L’article 65, alinéa 2, du code pénal a été introduit en 2007 dans la foulée de l’acceptation de l’initiative sur l’internement à vie des criminels dangereux. L’application de cette disposition controversée est une première vaudoise, et probablement suisse, l’Office fédéral de la justice ne recensant pas ce type de données.

Pour le tribunal nyonnais, le condamné n’a pas pris conscience de la gravité de ses actes. Psychiquement, il présente les mêmes troubles et n’a pas fait l’effort de se soumettre à un traitement, se contentant de suivre, un temps, «une psychothérapie de façade».

En prison, il a commis de nouveaux actes délictueux en effectuant des montages pornographiques avec les visages de ses deux victimes. Il a écopé en 2005 de dix mois de prison supplémentaires.

S’il est libéré, nul ne peut exclure qu’il tente de reprendre contact avec ses anciennes victimes. Pour la Cour, il présente un risque sérieux de récidive que les juges de 1998 ne pouvaient pas connaître. Les psychiatres ont aujourd’hui à disposition de nouvelles méthodes d’analyse pour évaluer ce danger.
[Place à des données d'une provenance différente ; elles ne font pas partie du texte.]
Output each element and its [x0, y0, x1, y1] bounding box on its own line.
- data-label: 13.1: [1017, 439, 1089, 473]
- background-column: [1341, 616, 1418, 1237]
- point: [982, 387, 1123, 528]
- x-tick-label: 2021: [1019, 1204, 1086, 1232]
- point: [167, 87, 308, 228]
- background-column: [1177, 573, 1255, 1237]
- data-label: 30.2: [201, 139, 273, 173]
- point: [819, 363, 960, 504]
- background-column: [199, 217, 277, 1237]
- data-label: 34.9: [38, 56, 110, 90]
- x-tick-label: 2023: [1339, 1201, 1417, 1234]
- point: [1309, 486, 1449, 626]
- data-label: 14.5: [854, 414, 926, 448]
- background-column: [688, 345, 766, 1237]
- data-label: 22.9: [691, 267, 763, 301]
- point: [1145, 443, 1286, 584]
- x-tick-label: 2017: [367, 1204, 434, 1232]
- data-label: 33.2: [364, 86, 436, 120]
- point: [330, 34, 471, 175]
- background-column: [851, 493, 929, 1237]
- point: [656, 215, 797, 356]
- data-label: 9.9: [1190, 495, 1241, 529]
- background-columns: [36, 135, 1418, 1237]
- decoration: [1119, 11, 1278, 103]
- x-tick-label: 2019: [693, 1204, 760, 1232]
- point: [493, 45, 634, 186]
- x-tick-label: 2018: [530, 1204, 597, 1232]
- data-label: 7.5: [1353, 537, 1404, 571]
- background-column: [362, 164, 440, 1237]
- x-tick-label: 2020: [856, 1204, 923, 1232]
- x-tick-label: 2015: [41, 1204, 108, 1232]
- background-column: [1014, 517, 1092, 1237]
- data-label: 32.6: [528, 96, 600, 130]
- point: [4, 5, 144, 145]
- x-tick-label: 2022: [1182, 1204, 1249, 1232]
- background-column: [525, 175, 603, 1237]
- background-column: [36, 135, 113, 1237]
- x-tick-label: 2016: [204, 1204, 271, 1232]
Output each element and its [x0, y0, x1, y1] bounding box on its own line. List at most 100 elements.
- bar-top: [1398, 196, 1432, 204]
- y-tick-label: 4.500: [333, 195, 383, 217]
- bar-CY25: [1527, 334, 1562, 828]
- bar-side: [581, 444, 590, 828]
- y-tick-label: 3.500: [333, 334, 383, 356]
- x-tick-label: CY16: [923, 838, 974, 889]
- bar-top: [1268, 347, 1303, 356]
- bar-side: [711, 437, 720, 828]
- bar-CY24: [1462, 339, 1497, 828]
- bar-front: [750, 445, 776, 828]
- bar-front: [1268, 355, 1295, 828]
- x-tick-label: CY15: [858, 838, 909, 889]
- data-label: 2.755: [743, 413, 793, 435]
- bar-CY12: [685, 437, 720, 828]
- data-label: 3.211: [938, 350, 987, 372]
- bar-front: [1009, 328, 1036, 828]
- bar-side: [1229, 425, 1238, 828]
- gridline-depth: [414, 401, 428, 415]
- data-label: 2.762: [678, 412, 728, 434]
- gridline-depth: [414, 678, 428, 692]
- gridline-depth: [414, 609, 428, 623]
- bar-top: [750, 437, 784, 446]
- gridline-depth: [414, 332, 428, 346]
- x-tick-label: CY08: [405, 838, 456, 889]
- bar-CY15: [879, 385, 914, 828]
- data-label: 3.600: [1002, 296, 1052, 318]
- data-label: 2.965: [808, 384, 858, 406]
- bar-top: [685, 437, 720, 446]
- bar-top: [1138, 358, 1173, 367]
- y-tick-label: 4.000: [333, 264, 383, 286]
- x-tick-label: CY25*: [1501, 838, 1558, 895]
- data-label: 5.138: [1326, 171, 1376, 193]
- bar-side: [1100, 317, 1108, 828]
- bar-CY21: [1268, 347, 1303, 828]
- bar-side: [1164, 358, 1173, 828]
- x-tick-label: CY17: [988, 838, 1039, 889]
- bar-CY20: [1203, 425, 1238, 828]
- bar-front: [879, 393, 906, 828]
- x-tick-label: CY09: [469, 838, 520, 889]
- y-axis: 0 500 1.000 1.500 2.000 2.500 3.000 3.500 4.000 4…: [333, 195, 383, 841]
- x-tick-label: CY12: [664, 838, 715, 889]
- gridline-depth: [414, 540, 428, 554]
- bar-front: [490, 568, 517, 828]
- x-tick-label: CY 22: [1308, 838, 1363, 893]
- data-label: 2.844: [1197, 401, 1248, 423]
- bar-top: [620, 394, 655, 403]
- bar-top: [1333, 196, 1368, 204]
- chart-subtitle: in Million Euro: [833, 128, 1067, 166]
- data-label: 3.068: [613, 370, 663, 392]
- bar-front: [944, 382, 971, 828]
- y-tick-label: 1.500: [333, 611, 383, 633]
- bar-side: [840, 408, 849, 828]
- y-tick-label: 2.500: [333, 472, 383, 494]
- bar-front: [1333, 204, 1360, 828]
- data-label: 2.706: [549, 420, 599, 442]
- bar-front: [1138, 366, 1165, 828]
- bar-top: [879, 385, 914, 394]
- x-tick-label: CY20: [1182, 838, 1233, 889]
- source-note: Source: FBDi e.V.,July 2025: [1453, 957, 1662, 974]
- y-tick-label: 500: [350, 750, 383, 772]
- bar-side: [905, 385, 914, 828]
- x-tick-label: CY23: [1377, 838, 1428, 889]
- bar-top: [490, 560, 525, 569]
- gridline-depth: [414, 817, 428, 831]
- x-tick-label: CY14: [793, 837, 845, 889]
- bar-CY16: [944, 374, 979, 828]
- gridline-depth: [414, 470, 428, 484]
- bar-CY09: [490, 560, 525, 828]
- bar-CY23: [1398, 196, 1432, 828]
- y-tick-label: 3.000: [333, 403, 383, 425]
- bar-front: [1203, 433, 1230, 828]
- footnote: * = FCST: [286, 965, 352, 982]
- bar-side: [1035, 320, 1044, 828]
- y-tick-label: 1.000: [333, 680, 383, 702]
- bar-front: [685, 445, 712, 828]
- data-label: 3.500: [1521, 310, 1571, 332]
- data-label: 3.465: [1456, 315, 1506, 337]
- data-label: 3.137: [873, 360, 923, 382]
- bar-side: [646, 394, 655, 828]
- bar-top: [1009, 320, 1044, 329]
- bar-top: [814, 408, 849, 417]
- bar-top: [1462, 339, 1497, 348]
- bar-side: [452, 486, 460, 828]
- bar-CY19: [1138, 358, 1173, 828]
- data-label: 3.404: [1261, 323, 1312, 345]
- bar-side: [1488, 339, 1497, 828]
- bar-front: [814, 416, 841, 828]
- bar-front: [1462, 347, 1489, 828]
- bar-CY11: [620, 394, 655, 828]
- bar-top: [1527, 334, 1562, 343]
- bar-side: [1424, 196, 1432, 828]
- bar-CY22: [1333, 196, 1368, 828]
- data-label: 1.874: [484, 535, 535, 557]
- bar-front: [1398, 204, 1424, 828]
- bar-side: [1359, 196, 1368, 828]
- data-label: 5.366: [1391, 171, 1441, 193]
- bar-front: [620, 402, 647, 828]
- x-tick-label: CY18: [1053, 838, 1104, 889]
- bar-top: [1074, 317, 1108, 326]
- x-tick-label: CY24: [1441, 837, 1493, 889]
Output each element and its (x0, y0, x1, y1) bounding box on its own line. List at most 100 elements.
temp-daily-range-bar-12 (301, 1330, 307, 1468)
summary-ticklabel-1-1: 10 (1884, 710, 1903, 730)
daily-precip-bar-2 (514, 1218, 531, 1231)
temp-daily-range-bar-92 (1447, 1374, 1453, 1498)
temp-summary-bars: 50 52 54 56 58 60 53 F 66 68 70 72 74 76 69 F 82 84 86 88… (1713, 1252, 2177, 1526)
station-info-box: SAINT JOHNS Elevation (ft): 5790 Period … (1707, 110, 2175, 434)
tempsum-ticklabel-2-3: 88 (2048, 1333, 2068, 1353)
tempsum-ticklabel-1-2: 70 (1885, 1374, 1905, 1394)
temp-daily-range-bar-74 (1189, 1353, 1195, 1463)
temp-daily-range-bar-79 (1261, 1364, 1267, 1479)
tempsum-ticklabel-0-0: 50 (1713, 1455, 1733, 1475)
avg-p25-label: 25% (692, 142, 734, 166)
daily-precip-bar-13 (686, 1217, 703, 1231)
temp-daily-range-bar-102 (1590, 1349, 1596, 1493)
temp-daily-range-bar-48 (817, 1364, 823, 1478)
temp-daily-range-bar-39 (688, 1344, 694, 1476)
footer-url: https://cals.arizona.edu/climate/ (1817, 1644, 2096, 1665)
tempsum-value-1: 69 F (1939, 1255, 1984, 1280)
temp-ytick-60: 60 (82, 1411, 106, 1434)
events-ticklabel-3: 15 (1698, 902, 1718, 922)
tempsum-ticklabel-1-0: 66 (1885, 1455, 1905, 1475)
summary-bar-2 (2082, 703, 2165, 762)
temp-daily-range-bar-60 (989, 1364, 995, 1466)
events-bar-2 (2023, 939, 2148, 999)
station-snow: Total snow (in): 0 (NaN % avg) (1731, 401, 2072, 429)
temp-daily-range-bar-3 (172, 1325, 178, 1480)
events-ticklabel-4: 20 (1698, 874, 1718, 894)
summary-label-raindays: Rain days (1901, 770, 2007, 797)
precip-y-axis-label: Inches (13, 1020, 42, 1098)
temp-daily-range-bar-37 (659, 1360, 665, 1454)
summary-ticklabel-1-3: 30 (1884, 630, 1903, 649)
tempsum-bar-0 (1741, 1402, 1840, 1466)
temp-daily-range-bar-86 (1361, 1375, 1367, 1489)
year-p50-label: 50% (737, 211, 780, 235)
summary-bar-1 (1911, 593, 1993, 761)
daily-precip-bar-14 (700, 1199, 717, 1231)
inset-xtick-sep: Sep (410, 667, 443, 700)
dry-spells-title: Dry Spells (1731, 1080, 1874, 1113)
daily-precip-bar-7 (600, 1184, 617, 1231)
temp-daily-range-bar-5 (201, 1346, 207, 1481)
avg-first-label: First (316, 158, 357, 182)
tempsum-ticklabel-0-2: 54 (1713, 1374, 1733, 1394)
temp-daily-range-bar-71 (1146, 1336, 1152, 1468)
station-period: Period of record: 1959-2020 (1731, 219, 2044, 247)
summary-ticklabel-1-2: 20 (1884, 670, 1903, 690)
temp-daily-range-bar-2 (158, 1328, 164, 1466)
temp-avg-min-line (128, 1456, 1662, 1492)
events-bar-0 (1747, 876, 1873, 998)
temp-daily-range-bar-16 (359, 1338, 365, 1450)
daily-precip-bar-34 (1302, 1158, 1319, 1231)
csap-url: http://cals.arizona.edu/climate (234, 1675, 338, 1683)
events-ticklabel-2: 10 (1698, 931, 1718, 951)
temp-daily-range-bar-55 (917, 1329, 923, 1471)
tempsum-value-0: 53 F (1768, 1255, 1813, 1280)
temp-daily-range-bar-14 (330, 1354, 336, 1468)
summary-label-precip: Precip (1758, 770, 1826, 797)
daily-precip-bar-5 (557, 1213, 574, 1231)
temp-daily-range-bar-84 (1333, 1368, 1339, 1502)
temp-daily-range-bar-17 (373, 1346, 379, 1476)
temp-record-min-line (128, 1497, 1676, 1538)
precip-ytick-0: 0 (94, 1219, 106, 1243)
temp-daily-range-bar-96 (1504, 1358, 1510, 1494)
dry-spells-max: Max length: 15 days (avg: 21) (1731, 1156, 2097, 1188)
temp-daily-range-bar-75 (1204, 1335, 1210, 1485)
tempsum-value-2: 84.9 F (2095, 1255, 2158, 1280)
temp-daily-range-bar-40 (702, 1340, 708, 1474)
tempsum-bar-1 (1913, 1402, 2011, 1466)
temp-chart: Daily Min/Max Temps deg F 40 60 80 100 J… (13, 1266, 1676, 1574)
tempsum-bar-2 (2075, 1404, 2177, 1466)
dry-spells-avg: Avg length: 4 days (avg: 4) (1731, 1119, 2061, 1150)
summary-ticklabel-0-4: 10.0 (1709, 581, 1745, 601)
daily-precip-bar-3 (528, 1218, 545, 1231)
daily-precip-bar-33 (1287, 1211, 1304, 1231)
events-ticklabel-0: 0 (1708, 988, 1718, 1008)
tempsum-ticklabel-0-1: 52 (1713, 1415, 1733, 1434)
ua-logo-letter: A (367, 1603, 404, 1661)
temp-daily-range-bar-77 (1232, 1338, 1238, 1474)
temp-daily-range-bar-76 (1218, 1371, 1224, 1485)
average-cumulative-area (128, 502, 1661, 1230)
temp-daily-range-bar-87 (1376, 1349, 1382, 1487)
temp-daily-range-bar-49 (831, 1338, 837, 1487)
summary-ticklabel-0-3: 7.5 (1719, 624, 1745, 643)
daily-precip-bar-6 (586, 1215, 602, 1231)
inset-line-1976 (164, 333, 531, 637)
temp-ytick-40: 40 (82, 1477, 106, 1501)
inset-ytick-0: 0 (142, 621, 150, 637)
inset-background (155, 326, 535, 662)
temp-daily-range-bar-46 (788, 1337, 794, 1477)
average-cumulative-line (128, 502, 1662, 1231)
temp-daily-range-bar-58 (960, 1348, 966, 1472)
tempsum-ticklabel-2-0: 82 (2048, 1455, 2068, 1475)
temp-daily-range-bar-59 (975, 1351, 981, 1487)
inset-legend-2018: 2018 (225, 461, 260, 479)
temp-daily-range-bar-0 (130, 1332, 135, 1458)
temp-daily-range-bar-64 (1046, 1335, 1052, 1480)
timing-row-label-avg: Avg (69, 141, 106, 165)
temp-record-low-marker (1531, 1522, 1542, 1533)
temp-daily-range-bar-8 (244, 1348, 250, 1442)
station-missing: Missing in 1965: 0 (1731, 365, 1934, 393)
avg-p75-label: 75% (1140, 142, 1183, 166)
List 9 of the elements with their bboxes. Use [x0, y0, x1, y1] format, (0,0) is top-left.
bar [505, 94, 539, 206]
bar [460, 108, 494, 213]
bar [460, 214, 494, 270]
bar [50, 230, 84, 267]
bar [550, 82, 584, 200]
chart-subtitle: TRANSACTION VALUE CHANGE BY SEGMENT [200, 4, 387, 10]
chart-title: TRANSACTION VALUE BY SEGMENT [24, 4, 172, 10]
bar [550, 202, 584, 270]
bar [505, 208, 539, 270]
Pour le tribunal, les conditions d’un internement étaient déjà réunies en 1998, un préalable pour l’application de l’article 65. La Cour a largement suivi le réquisitoire du Ministère public.

La défense, qui peut faire recours, estimait que le risque de récidive des actes graves sanctionnés en 1998 était sensiblement réduit, en raison de l’âge et de la maladie du vieil homme. Au besoin, des mesures civiles d’éloignement auraient pu protéger les victimes, aujourd’hui adultes, avait plaidé Me Stefan Disch.